Social sustainability is one of the three pillars of sustainability, alongside environmental and economic sustainability.

As we come into summertime, farmers need to keep it in mind as the farm becomes a hive of activity for the summer.

Below are a few areas to keep in mind to ensure good health and safety on the farm over the coming months.

Machinery checks

The summer months provide a good opportunity for farmers to run machinery checks.

PTO guards and protective covers should be checked, including O- and U-guards for signs of damage.

Hydraulic oil hoses, rams and couplings should also be checked to make sure they are not damaged. However, while carrying out these checks, it is important to be aware of the risk of high pressure oil escaping which could cause an injury to the skin or eyes.


Sheds will be cleaned out throughout the summer months, and this provides an excellent opportunity to check the condition of the slats.

The lifespan of slats done to grant specification is about 20 years, and the intensive use of slats, letting slurry reach them and stocking with bulls can shorten this lifespan.

The slats should be examined for sagging, cracking, rust-staining or spalling of concrete - when pieces of the concrete start to break away from the surface.

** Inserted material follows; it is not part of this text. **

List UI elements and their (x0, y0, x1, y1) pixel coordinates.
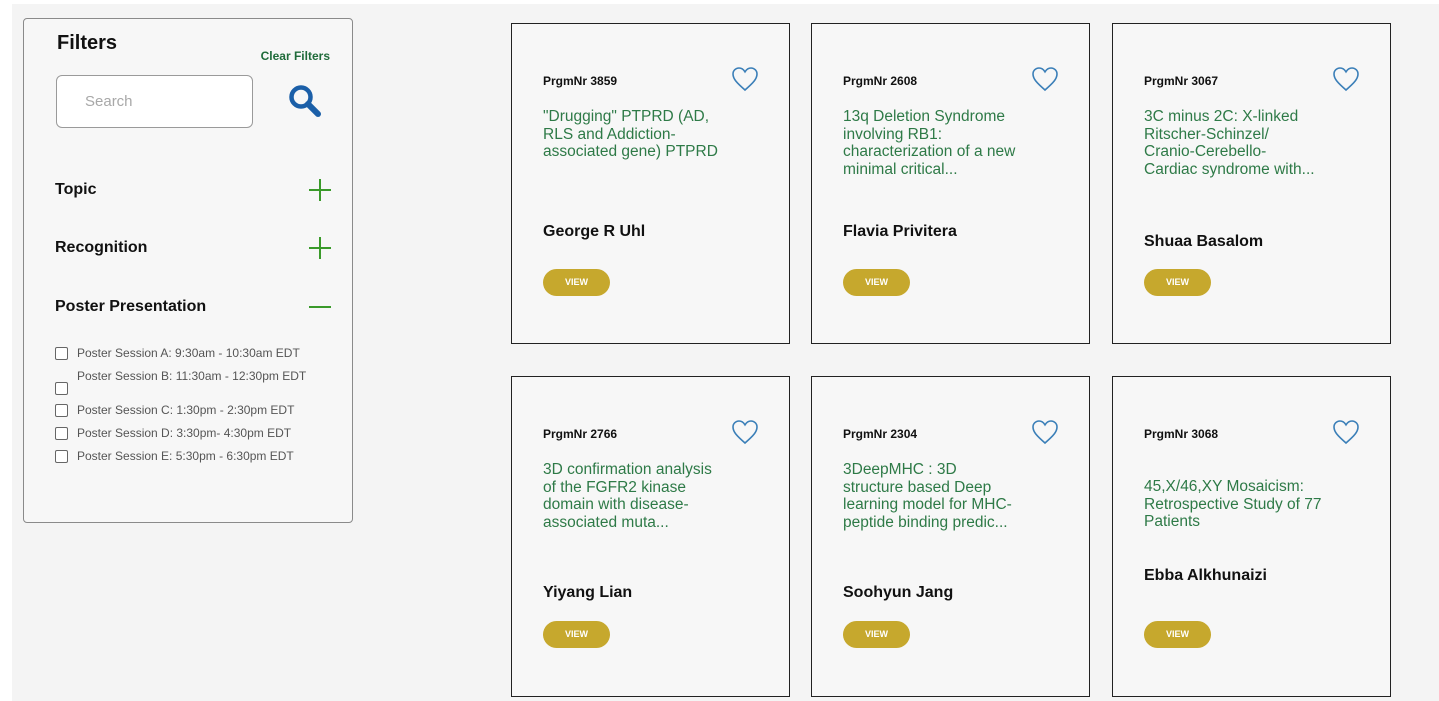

Farmers should not enter the tanks to check. Should replacement slats be needed, they are available under the TAMs Grant at the rate of 40% or 60%, depending on which scheme is applicable to the farmer.

Child safety on the farm

While summer is a busy time on the farm, it’s also when children will be playing outdoors most. The responsibility to ensure that children are kept safe on farms during this busy time falls to family members and those working on the farm.

Sadly, 21 children were killed on Irish farms from 2011 to 2020, the main causes of which were machinery and tractors.

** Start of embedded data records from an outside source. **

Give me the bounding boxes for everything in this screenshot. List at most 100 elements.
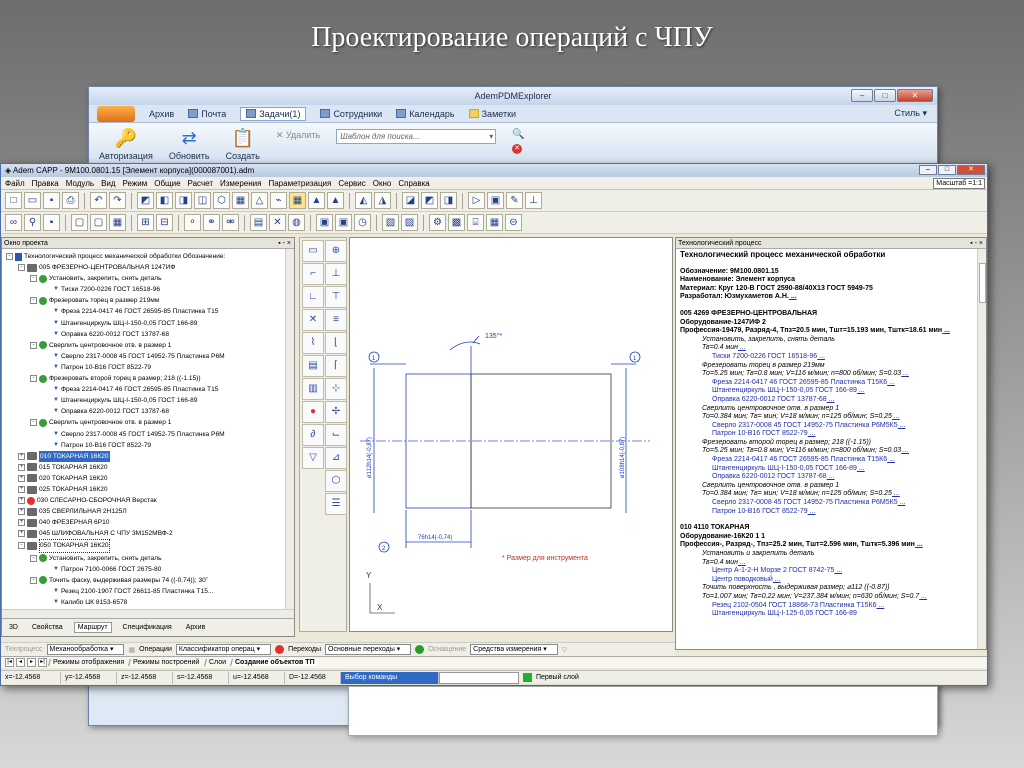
expand-icon[interactable]: +: [18, 530, 25, 538]
ops-stop-icon[interactable]: [275, 645, 285, 654]
tech-scrollbar[interactable]: [977, 249, 986, 649]
tool-x-icon[interactable]: ⊞: [137, 214, 154, 231]
tool-o-icon[interactable]: ▷: [468, 192, 485, 209]
tool-l-icon[interactable]: ◪: [402, 192, 419, 209]
tool-am-icon[interactable]: ⌸: [467, 214, 484, 231]
tree-item[interactable]: ▼ Калибр ЦК 8153-6578: [4, 597, 294, 604]
ops-combo[interactable]: Классификатор операц ▾: [175, 644, 272, 655]
tree-item[interactable]: - Сверлить центровочное отв. в размер 1: [4, 340, 294, 351]
tool-side-a-icon[interactable]: ▥: [302, 378, 324, 400]
tool-v-icon[interactable]: ▢: [90, 214, 107, 231]
tool-aa-icon[interactable]: ⚭: [203, 214, 220, 231]
tree-item[interactable]: +010 ТОКАРНАЯ 16К20: [4, 450, 294, 462]
tree-item[interactable]: ▼ Тиски 7200-0226 ГОСТ 16518-96: [4, 284, 294, 295]
details-link[interactable]: ...: [901, 370, 909, 377]
tool-m-icon[interactable]: ◩: [421, 192, 438, 209]
expand-icon[interactable]: +: [18, 497, 25, 505]
minimize-button[interactable]: –: [851, 89, 873, 102]
tab-archive[interactable]: Архив: [183, 623, 209, 632]
details-link[interactable]: ...: [898, 422, 906, 429]
tree-item[interactable]: ▼ Резец 2100-1907 ГОСТ 26611-85 Пластинка…: [4, 586, 294, 597]
tool-p-icon[interactable]: ▣: [487, 192, 504, 209]
minimize-button[interactable]: –: [919, 165, 937, 175]
tool-ao-icon[interactable]: ⊖: [505, 214, 522, 231]
menu-window[interactable]: Окно: [373, 177, 392, 189]
collapse-icon[interactable]: -: [30, 375, 37, 383]
tree-item[interactable]: ▼ Фреза 2214-0417 46 ГОСТ 26595-85 Пласти…: [4, 384, 294, 395]
tree-item[interactable]: - 005 ФРЕЗЕРНО-ЦЕНТРОВАЛЬНАЯ 1247ИФ: [4, 262, 294, 273]
menu-service[interactable]: Сервис: [338, 177, 365, 189]
next-tab-button[interactable]: ▸: [27, 658, 36, 667]
grid-icon[interactable]: ▦: [289, 192, 306, 209]
new-file-icon[interactable]: □: [5, 192, 22, 209]
menu-calc[interactable]: Расчет: [188, 177, 213, 189]
tool-u-icon[interactable]: ▢: [71, 214, 88, 231]
expand-icon[interactable]: +: [18, 519, 25, 527]
tool-j-icon[interactable]: ◭: [355, 192, 372, 209]
first-tab-button[interactable]: |◂: [5, 658, 14, 667]
close-button[interactable]: ✕: [897, 89, 933, 102]
details-link[interactable]: ...: [827, 473, 835, 480]
tool-side-h-icon[interactable]: ☰: [325, 493, 347, 515]
open-file-icon[interactable]: ▭: [24, 192, 41, 209]
tool-b-icon[interactable]: ◧: [156, 192, 173, 209]
search-icon[interactable]: 🔍: [512, 129, 524, 140]
filter-icon[interactable]: ▽: [562, 646, 567, 654]
collapse-icon[interactable]: -: [18, 542, 25, 550]
tab-employees[interactable]: Сотрудники: [320, 109, 382, 119]
save-icon[interactable]: ▪: [43, 192, 60, 209]
collapse-icon[interactable]: -: [30, 275, 37, 283]
details-link[interactable]: ...: [773, 576, 781, 583]
menu-help[interactable]: Справка: [398, 177, 429, 189]
select-icon[interactable]: ▭: [302, 240, 324, 262]
funnel-icon[interactable]: ▽: [302, 447, 324, 469]
command-input[interactable]: [439, 671, 519, 684]
tree-item[interactable]: ▼ Оправка 6220-0012 ГОСТ 13787-68: [4, 329, 294, 340]
tool-al-icon[interactable]: ▩: [448, 214, 465, 231]
tab-calendar[interactable]: Календарь: [396, 109, 455, 119]
clear-search-icon[interactable]: ✕: [512, 144, 523, 154]
trans-go-icon[interactable]: [415, 645, 425, 654]
tree-item[interactable]: +040 ФРЕЗЕРНАЯ 6Р10: [4, 517, 294, 528]
tree-item[interactable]: ▼ Сверло 2317-0008 45 ГОСТ 14952-75 Пласт…: [4, 429, 294, 440]
maximize-button[interactable]: □: [938, 165, 956, 175]
tool-d-icon[interactable]: ◫: [194, 192, 211, 209]
tree-item[interactable]: - 050 ТОКАРНАЯ 16К20: [4, 539, 294, 553]
tree-item[interactable]: +025 ТОКАРНАЯ 16К20: [4, 484, 294, 495]
details-link[interactable]: ...: [817, 353, 825, 360]
tool-k-icon[interactable]: ◮: [374, 192, 391, 209]
collapse-icon[interactable]: -: [30, 419, 37, 427]
details-link[interactable]: ...: [942, 327, 950, 334]
tree-item[interactable]: - Фрезеровать второй торец в размер; 218 …: [4, 373, 294, 384]
stop-icon[interactable]: ●: [302, 401, 324, 423]
close-button[interactable]: ✕: [957, 165, 985, 175]
tab-build-modes[interactable]: Режимы построений: [128, 659, 204, 666]
print-icon[interactable]: ⎙: [62, 192, 79, 209]
tool-ai-icon[interactable]: ▧: [382, 214, 399, 231]
tab-display-modes[interactable]: Режимы отображения: [48, 659, 129, 666]
menu-param[interactable]: Параметризация: [268, 177, 331, 189]
glasses-icon[interactable]: ∞: [5, 214, 22, 231]
expand-icon[interactable]: +: [18, 508, 25, 516]
tool-aj-icon[interactable]: ▨: [401, 214, 418, 231]
tree-item[interactable]: +020 ТОКАРНАЯ 16К20: [4, 473, 294, 484]
tab-route[interactable]: Маршрут: [73, 622, 112, 633]
tree-item[interactable]: ▼ Сверло 2317-0008 45 ГОСТ 14952-75 Пласт…: [4, 351, 294, 362]
cube-icon[interactable]: ⬡: [213, 192, 230, 209]
details-link[interactable]: ...: [738, 344, 746, 351]
collapse-icon[interactable]: -: [18, 264, 25, 272]
tab-properties[interactable]: Свойства: [29, 623, 66, 632]
tree-item[interactable]: - Установить, закрепить, снять деталь: [4, 553, 294, 564]
collapse-icon[interactable]: -: [30, 576, 37, 584]
tab-3d[interactable]: 3D: [6, 623, 21, 632]
tab-tasks[interactable]: Задачи(1): [240, 106, 307, 121]
details-link[interactable]: ...: [892, 490, 900, 497]
menu-module[interactable]: Модуль: [66, 177, 94, 189]
tool-side-f-icon[interactable]: ⊿: [325, 447, 347, 469]
tree-item[interactable]: - Установить, закрепить, снять деталь: [4, 273, 294, 284]
details-link[interactable]: ...: [857, 387, 865, 394]
tool-ae-icon[interactable]: ◍: [288, 214, 305, 231]
tab-notes[interactable]: Заметки: [468, 109, 516, 119]
details-link[interactable]: ...: [738, 559, 746, 566]
tool-r-icon[interactable]: ⊥: [525, 192, 542, 209]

Children on farms must be closely supervised to ensure their safety, especially when silage making gets underway.

Taking time out

Finally, summer is a chance for farmers to take a well-deserved break. While there is silage to be made, it is important farmers take time out for themselves and their families.

Coping with stress and minding your mental health is very important, and can often be forgotten about. Taking breaks and a holiday are important ways to relax and reset.